For a long time I've been using the ruler fold method of folding my fabric -- fold selvedge to selvedge, then fold around my six-inch ruler as if it were on a bolt. Slide the ruler out, then fold in half. Nice, neat stacks that are all the same size. With the new shelves, that left wasted space, so I cut a piece of heavy cardboard to 10-inches wide and use it for folding. That gives me nice, neat stacks that fit perfectly in my cubes. And no spending money on little pieces of cardboard - I'd rather spend on fabric! With this system, fat quarters can be folded in half, then in half again and fit nicely in the stack, so they are not stored separately.

Main fabric storage. On the left are novelties and specialty types of fabric.
On the right are fabrics that don't go in a special category, sorted by color.
As I said, I have a lot of fabric. So I had to arrange it to work with how I use it. Color is always a consideration, but I also work by theme or type of fabric. So my first sort is by type. I have: batiks, beach/underwater/lighthouses, landscape/seascape, 30s repros, Civil War/other repros, realistic florals, cat fabric, sewing theme, fruit/vegetable, birds/butterflies, other novelties, juvenile, stripes, bright combinations, Christmas, other holiday, and everything else.

Since I don't have room for everything, Christmas, other holiday and juvenile went into separate bins. I have a lot of batik, so it is sorted by color, then shelved. I have a lot of beach and related fabrics, so they are separated by type or them and shelved with the batiks.

The other specialty types I have less of, one or two cubes at most, so they are just stacked without sorting for color.

Then everything else - the calicos, the blenders, the small florals and geometrics are sorted by color and shelved.
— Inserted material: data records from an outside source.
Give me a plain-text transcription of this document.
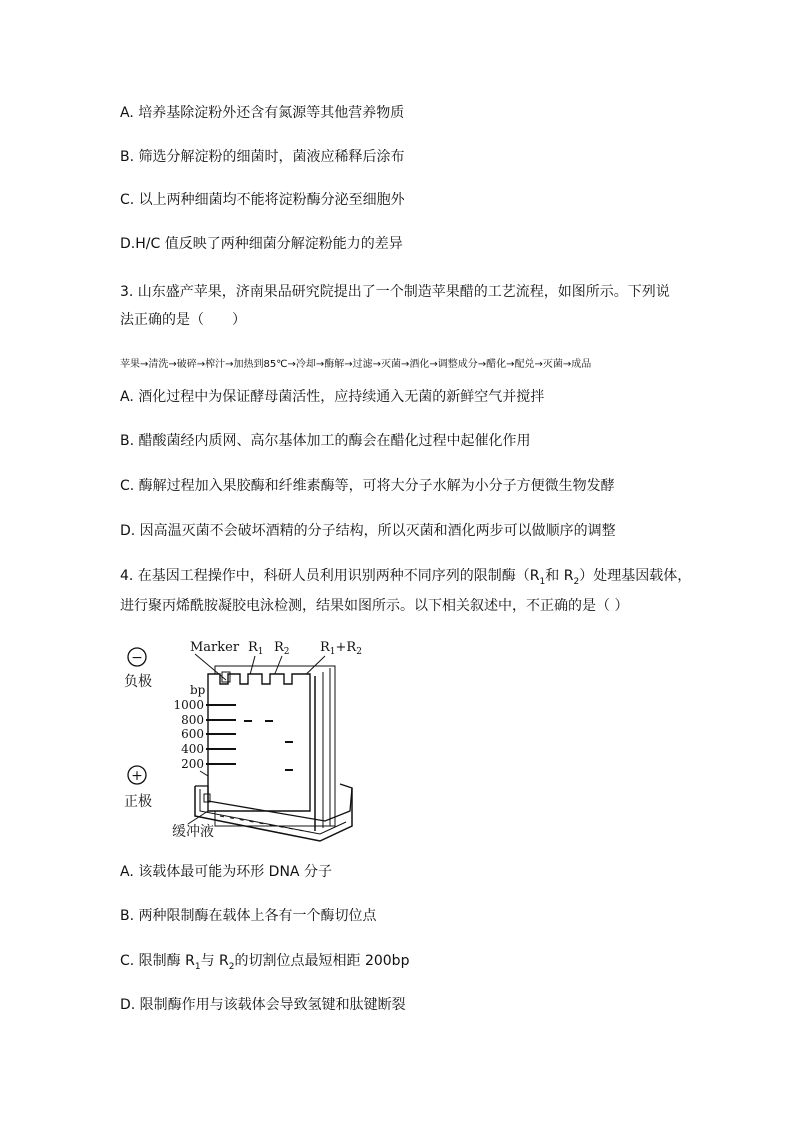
A. 培养基除淀粉外还含有氮源等其他营养物质
B. 筛选分解淀粉的细菌时，菌液应稀释后涂布
C. 以上两种细菌均不能将淀粉酶分泌至细胞外
D.H/C 值反映了两种细菌分解淀粉能力的差异
3. 山东盛产苹果，济南果品研究院提出了一个制造苹果醋的工艺流程，如图所示。下列说
法正确的是（　　）
苹果→清洗→破碎→榨汁→加热到85℃→冷却→酶解→过滤→灭菌→酒化→调整成分→醋化→配兑→灭菌→成品
A. 酒化过程中为保证酵母菌活性，应持续通入无菌的新鲜空气并搅拌
B. 醋酸菌经内质网、高尔基体加工的酶会在醋化过程中起催化作用
C. 酶解过程加入果胶酶和纤维素酶等，可将大分子水解为小分子方便微生物发酵
D. 因高温灭菌不会破坏酒精的分子结构，所以灭菌和酒化两步可以做顺序的调整
4. 在基因工程操作中，科研人员利用识别两种不同序列的限制酶（$R_1$和 $R_2$）处理基因载体，
进行聚丙烯酰胺凝胶电泳检测，结果如图所示。以下相关叙述中，不正确的是（ ）
−
负极
+
正极
Marker $R_1$ $R_2$ $R_1+R_2$
bp
1000
800
600
400
200
缓冲液
A. 该载体最可能为环形 DNA 分子
B. 两种限制酶在载体上各有一个酶切位点
C. 限制酶 $R_1$与 $R_2$的切割位点最短相距 200bp
D. 限制酶作用与该载体会导致氢键和肽键断裂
Since many have multiple colors, I go by the color they "read" as at first glance. The bright multi-colors have their own separate stack. The stacks of colors start off light to dark, but get jumbled with use, so every now and then I pull out the stack and rearrange.

Garment fabric above, backings below.
Bins to left have yarn.
Batik and beach theme fabrics
That covers four of my five stack of cubes. The final one has fabrics set aside for backings, and my garment fabric. I try to watch the clearance and sales tables for good backing fabrics, and last year stocked up for my backlog of quilt tops.

My only issue with the cubes is that they sit right on the floor, so fabrics on the bottom shelf may get dirty. For one set, I built a base out of two-by-fours, but ran out of time for the rest. So the bottom level has fabric bins filled with yarn - another stash for another day!

With screens up to protect fabric.
Finally, because my studio gets a lot of sunlight, I use screens - woven beach mats - to cover the shelves when I'm not picking out fabric. They protect the fabric from dust and sunlight, and make the room look a little less busy.


Debbie Turner Altman said...

Awesome job, Vickie! Wish we didn't live so far apart, I'd hop over for coffee and you could do the same! I really enjoyed spending time with you at TOGA. Take care and stitch on!

Cheryl's Teapots2Quilting said...

I wanted to use the cubes, but, I use comic book cardboard to fold my material, and didn't want to start over with a new size, since I'd already used a couple of packages. I can't use the bottom shelves of my fabric bookcases for fabric, since I have dogs, and the fur gravitates toward the bottom shelf (little dog in the sewing room).